Tuesday, April 29, 2014

Corporate America: The LGBT Community's Most Powerful Ally


Here in Virginia corporations were not so long ago barred from offering domestic partner insurance benefits unless the corporations were large and basically self-insured.  What changed this?  Large corporations, including Capital One, demanding that the Virginia General Assembly repeal the ban and allow corporations to be competitive in recruiting the best talent and employees.  Another example of corporate America's blow back against anti-gay bigotry is the reason debacle in Arizona where GOP governor Jan Brewer was forced to veto a GOP backed bill.  Sadly, the Virginia GOP still has not gotten the larger message.  A piece in Metro Weekly looks at how corporate America has become, whether for the right reasons or not, become one of the LGBT community's most powerful allies.  Here are highlights:
While the debate over LGBT equality may continue to take place among the general electorate, that debate has reached its conclusion among corporate America. To be anti-gay increasingly means to be anti-business. 

According to Deena Fidas, director of the Workplace Equality Program for the Human Rights Campaign Foundation, the game-changing moment came when New York lawmakers approved marriage-equality legislation in 2011.

"That was really the first time there was a breakthrough of this being a relative fringe area of corporate support," Fidas tells Metro Weekly, noting that during the fight against Proposition 8 in 2008 only a handful of businesses weighed in. However, thanks to a collaborate effort by a number of LGBT-rights organizations, about 40 businesses from Wall Street to upstate New York publicly voiced their support for the state's same-sex marriage bill.

The tidal shift is apparent with adoption of nondiscrimination policies as well. In 2002, when HRC launched its Corporate Equality Index, which has come to serve as the national benchmark tool on corporate LGBT policies, only 13 businesses achieved a perfect score. In 2014 that number stands at 304 businesses. Among Fortune 500 companies, 91 percent have nondiscrimination policies that include sexual orientation and 61 percent include gender identity. Sixty-seven percent offer equivalent medical benefits between spouses and partners and 28 percent offer transgender-inclusive health care benefits, including surgical procedures. 

While the adoption of such inclusive policies has been on the rise, major corporations have also now begun to take their views on LGBT-rights out of the boardroom and into the public square.
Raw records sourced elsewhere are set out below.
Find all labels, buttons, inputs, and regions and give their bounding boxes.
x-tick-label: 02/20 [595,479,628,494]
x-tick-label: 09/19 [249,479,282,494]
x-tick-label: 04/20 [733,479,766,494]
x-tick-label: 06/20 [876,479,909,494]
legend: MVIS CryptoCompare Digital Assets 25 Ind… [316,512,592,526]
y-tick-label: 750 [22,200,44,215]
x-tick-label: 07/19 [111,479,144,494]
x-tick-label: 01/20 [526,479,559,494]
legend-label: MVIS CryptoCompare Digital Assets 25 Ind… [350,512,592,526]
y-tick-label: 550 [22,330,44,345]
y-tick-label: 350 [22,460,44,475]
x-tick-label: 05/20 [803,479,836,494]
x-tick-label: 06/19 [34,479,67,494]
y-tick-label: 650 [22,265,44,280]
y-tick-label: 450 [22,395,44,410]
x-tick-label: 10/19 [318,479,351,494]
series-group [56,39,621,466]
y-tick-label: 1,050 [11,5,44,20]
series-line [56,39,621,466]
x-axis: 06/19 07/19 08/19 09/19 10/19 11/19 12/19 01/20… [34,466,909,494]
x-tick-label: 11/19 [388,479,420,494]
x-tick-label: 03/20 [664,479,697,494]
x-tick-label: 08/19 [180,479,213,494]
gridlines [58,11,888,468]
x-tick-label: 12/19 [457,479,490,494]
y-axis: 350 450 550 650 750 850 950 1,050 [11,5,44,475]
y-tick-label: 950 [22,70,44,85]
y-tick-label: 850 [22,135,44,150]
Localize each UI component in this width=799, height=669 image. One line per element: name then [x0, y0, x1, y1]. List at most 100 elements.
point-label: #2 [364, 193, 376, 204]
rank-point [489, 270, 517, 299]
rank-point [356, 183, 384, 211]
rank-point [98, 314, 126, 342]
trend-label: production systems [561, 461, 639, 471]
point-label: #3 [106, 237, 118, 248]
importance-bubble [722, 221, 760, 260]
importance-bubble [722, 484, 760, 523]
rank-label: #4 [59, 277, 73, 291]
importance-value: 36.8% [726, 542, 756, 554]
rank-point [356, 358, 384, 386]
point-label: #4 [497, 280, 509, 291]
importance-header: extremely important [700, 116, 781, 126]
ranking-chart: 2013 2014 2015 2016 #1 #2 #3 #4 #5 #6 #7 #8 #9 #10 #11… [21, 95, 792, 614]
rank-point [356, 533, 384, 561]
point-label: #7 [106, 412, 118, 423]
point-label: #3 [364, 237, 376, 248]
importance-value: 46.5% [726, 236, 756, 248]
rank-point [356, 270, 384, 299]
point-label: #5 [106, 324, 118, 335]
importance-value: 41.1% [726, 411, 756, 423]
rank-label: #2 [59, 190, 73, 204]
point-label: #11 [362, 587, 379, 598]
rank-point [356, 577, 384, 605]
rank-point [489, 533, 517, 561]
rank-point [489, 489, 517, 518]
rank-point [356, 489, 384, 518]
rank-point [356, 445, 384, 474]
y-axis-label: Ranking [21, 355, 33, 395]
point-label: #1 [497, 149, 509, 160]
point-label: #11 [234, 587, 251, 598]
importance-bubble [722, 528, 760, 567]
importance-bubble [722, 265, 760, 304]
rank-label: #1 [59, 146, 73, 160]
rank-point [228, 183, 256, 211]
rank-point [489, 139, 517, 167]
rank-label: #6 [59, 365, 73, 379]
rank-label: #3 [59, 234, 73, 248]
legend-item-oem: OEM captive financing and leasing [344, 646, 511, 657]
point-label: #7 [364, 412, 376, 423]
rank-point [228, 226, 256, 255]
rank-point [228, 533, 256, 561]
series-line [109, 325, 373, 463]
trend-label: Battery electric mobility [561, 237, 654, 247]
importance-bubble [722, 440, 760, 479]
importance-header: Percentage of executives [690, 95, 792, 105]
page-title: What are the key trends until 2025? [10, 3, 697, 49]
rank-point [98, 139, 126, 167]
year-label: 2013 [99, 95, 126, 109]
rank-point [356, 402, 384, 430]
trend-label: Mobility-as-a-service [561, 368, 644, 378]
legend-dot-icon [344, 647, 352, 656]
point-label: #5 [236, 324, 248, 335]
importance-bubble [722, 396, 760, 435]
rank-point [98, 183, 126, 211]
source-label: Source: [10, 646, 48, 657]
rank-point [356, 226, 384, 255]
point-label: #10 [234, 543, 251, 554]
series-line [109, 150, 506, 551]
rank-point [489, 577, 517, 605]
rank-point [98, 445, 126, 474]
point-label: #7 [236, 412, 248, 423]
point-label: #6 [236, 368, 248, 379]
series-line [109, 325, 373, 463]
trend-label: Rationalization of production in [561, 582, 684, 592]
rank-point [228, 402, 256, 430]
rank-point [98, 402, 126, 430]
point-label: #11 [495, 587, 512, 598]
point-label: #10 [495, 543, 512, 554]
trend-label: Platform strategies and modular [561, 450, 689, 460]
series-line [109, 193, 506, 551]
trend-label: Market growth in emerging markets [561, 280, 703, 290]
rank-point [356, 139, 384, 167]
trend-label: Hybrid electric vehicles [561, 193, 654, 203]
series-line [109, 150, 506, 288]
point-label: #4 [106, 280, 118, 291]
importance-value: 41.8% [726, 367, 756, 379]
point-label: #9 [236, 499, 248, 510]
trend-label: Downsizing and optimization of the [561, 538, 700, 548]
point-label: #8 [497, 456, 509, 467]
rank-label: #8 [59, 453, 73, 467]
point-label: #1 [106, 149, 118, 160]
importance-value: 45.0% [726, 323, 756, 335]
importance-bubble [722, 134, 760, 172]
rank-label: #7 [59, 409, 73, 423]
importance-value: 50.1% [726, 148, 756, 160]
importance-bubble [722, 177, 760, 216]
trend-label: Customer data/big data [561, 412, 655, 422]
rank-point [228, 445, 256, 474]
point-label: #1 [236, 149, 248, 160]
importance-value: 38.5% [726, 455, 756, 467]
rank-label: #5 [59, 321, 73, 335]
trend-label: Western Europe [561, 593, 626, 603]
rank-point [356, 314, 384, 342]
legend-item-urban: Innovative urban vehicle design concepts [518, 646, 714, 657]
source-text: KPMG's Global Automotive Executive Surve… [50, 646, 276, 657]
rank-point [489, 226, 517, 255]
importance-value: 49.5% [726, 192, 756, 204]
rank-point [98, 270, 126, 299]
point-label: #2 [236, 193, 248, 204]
A month before the U.S. Supreme Court heard oral arguments in the challenge to the Defense of Marriage Act's federal definition of marriage as between a man and a woman, in March 2013, nearly 300 businesses and city governments, including major businesses such as Amazon, Apple, Microsoft, Twitter, Starbucks, Morgan Stanley, Google and cities from Baltimore to Los Angeles, filed a brief with the Supreme Court calling for DOMA be struck down as unconstitutional. The brief argued in part that DOMA hurts workplace efficiency and employee morale, and thus forces employers to participate in the injury of their own workforce morale.

[W]hile many of these businesses have expressed a desire to be on the right side of history, their decision to take action on issues of equality is just as much pragmatic.

"As they've learned, there are a lot of very practical implications for businesses when we have uneven laws. There were very material challenges they were having to reconcile with differing state and federal tax systems," Fidas says. "So while there's certainly a more social justice and equality case to be made, there were also these very real administrative costs that were going toward renovating these uneven laws and how they impact the implementation of things like domestic partner benefits." 

But perhaps the greatest example of how powerful an alliance the LGBT community has forged with corporate America came this past February when lawmakers in Arizona approved anti-LGBT legislation that would have effectively made it legal for businesses to turn away customers due to their religious beliefs.

Brewer isn't the first member of a party with deep ties to the business community to find herself siding with equality following pressure from the nation's most profitable companies. Hedge fund billionaire Paul Singer, whose son is gay, has invested millions of dollars into forging GOP support for issues such as LGBT workplace protections and marriage equality. More than 120 leading U.S. employers have joined HRC's Business Coalition for Workplace Fairness supporting passage of the Employment Non-Discrimination Act (ENDA).

"My interactions with business leaders have shown me that corporations want to attract the broadest pool of talent possible," says Angelo. "When there are exclusionary policies explicitly stated in state laws or constitutions, or the absence of inclusionary policies as part of company policy, they find less of a chance to attract talented workers who also happen to be LGBT."